Published August 28, 2012 2:52 pm

This is an archived article that was published on sltrib.com in 2012, and information in the article may be outdated. It is provided only for personal research purposes and may not be reprinted.

Delegates devoted to Texas Rep. Ron Paul lost a battle against the Mitt Romney campaign after their bid to get Paul acknowledged at the Republican National Convention was denied, despite their raucous shouts and boos at the opening of the meeting.

The GOP changed its convention rules Tuesday, forcing delegates to vote for the candidate who won the state primary or be stripped of their delegate spot — provided that state law binds the delegates.

Paul delegates from Nevada and Maine led the opposition, booing the move on the convention floor, a sign of the bitterness in the battle.

Utah Republican National Committeewoman Enid Mickelsen is co-chair of the rules committee, which changed the convention rules at the urging of Romney's campaign. She and fellow Rules Committee member Bruce Hough said they were barraged with calls and e-mails from Paul backers opposed to the change in recent days, many of them turning nasty and even threatening.

"When someone says, 'I'm watching you and there's a day of reckoning coming,' you have lost any persuasive power," said Mickelsen, who plans to change her cell phone number.

Hough said he was told that "I was personally a cheater and I need to get on my knees and pray to God for forgiveness."

Because of the change, delegates from states like Nevada — where a large contingent was backing Paul — were forced to vote for Romney, who won the state's primary, or be ousted as a delegate.

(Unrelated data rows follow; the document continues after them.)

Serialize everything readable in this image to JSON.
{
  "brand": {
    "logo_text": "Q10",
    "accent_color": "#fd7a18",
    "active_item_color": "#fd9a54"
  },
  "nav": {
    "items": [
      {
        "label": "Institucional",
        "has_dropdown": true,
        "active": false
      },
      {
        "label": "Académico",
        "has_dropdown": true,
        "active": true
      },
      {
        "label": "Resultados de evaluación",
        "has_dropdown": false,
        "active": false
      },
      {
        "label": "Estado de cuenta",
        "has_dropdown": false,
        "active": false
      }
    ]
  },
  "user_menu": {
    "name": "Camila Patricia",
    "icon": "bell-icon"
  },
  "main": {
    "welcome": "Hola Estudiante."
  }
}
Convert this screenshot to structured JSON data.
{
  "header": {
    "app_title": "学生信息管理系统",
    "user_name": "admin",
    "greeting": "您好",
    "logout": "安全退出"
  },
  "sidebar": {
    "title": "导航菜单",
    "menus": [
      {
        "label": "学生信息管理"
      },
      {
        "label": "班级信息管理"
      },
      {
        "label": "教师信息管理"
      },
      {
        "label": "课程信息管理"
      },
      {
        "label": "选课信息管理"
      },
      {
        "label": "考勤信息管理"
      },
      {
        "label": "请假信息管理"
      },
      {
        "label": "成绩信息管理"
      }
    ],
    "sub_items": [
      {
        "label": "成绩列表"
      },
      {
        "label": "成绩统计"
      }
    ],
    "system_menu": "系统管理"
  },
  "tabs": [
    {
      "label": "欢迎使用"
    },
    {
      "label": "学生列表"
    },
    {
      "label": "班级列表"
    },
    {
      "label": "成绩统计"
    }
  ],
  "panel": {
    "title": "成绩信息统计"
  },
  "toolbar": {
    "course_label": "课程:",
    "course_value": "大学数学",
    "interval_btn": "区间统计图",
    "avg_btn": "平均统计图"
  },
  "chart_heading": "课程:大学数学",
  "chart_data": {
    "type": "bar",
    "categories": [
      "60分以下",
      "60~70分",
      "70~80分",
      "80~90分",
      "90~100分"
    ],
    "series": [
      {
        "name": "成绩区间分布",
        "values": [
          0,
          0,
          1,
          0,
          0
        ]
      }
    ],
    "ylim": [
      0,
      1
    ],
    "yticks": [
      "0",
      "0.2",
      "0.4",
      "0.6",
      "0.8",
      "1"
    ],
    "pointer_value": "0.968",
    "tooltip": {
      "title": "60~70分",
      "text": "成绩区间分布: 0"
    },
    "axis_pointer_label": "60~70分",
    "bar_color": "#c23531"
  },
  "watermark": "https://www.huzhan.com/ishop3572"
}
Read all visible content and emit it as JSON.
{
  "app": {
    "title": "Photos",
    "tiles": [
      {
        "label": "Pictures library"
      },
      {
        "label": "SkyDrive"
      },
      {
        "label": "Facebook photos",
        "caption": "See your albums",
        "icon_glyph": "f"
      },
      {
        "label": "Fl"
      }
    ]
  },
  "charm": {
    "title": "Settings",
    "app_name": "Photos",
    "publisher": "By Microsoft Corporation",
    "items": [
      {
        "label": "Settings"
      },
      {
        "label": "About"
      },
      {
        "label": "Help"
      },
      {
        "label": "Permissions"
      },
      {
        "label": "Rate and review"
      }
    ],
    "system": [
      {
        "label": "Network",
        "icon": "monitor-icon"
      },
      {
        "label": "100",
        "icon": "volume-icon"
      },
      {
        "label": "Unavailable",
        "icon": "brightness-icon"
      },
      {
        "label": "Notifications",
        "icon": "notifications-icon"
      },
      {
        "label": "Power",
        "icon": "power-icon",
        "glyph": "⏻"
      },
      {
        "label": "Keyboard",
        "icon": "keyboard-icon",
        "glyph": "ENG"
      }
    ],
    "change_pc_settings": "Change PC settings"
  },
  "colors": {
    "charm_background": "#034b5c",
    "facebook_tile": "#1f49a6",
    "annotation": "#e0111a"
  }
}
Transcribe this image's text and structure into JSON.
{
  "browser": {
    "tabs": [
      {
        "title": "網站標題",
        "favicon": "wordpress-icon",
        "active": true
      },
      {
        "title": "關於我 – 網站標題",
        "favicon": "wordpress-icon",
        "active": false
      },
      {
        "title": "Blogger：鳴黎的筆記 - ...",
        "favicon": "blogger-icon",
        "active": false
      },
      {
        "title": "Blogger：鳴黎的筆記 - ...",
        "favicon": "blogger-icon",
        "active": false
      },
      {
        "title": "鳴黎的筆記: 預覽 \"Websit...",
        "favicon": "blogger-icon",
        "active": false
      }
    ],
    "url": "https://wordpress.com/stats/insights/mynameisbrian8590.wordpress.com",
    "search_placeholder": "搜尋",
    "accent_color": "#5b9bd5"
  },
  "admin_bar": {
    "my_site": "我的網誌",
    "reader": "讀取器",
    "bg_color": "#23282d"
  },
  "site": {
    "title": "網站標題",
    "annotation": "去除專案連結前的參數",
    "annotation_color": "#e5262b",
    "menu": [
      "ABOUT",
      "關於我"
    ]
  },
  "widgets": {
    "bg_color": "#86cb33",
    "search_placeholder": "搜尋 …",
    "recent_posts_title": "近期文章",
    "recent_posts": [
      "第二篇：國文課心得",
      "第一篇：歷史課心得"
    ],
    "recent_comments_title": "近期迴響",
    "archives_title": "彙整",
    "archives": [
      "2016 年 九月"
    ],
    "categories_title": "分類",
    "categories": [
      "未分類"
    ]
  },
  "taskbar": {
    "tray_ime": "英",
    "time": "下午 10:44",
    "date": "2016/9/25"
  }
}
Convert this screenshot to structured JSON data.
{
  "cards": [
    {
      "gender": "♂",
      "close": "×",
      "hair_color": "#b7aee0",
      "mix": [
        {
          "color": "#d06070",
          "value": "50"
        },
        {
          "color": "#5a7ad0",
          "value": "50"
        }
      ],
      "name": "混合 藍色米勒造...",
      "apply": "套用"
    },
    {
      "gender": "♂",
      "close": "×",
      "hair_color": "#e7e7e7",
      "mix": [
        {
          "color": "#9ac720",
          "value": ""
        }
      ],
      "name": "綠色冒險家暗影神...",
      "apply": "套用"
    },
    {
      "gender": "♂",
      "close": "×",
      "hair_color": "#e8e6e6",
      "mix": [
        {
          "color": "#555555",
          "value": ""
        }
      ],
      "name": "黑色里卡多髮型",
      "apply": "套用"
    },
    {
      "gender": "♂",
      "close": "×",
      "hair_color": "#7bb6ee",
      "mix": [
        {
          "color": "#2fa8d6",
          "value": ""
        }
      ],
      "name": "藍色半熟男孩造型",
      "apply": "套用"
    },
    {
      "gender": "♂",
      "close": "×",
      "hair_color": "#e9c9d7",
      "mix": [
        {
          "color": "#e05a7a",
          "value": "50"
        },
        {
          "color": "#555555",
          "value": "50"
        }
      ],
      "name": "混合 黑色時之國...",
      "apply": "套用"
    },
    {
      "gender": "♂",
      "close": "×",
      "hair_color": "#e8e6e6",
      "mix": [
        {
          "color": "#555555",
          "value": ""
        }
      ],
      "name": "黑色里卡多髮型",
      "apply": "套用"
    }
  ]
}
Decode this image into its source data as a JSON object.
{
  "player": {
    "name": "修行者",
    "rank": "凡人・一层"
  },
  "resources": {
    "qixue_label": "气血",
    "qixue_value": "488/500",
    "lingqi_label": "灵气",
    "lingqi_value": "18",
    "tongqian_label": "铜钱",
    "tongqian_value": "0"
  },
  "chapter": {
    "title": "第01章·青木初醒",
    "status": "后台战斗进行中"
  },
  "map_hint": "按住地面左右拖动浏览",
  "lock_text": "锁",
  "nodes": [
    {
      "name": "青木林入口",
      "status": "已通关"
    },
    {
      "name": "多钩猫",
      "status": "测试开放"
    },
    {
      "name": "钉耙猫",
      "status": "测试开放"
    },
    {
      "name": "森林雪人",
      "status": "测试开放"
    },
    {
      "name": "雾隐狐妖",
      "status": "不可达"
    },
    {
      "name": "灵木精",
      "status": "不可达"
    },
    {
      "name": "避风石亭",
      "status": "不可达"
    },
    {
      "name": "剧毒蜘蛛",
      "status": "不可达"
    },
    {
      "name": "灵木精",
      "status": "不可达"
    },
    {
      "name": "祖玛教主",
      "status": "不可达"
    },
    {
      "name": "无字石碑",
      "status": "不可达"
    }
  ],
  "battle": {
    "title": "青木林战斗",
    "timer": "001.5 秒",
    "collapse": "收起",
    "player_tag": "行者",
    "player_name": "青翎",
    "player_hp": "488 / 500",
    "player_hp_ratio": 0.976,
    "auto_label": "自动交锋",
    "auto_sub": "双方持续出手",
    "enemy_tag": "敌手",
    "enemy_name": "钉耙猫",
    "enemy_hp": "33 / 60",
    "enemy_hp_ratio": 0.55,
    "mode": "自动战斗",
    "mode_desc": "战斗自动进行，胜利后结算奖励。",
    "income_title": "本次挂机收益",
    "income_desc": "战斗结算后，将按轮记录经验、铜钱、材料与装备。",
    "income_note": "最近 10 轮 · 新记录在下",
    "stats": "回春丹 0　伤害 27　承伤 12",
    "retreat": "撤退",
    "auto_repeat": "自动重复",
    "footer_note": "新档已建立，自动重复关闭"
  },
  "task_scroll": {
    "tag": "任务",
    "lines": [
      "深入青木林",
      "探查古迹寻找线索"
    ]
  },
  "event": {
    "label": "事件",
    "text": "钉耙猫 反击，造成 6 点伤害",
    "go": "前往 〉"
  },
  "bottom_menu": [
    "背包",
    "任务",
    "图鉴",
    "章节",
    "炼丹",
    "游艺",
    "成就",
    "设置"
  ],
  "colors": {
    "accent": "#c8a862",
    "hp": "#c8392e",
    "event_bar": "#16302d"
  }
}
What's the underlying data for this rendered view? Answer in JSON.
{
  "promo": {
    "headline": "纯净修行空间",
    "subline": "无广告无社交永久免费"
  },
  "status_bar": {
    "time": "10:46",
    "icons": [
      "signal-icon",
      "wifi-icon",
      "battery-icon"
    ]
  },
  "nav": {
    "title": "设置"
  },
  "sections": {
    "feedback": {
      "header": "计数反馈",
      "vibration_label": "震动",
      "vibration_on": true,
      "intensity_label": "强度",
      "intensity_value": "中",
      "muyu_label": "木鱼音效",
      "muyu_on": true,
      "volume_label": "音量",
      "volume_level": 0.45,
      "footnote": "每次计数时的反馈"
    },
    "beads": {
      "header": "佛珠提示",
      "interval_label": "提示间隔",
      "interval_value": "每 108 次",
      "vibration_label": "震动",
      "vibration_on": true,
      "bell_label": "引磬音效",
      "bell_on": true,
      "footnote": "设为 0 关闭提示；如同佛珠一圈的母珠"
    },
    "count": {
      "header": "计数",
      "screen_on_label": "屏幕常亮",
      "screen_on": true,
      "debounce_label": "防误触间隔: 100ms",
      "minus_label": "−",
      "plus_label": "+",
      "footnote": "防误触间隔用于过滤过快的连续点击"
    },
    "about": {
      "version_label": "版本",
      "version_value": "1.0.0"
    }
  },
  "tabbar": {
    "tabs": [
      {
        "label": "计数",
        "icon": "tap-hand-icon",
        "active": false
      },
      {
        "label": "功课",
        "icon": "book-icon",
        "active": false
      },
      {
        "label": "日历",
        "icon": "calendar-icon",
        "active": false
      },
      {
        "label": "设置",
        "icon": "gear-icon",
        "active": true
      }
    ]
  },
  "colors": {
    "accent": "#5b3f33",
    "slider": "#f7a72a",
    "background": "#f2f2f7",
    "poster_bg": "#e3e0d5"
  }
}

The committee also changed rules that might make it easier to strip Nevada's special exemption that allows it to be one of the nation's first primaries. Mickelsen said she made a pitch for Utah to inherit the spot, but it was argued the state is "too homogenous." She said Arizona is vying to take over the early primary spot.

She said the Romney campaign didn't want to make any decisions on Nevada's status now, because Nevada remains a swing state that Romney hopes to win.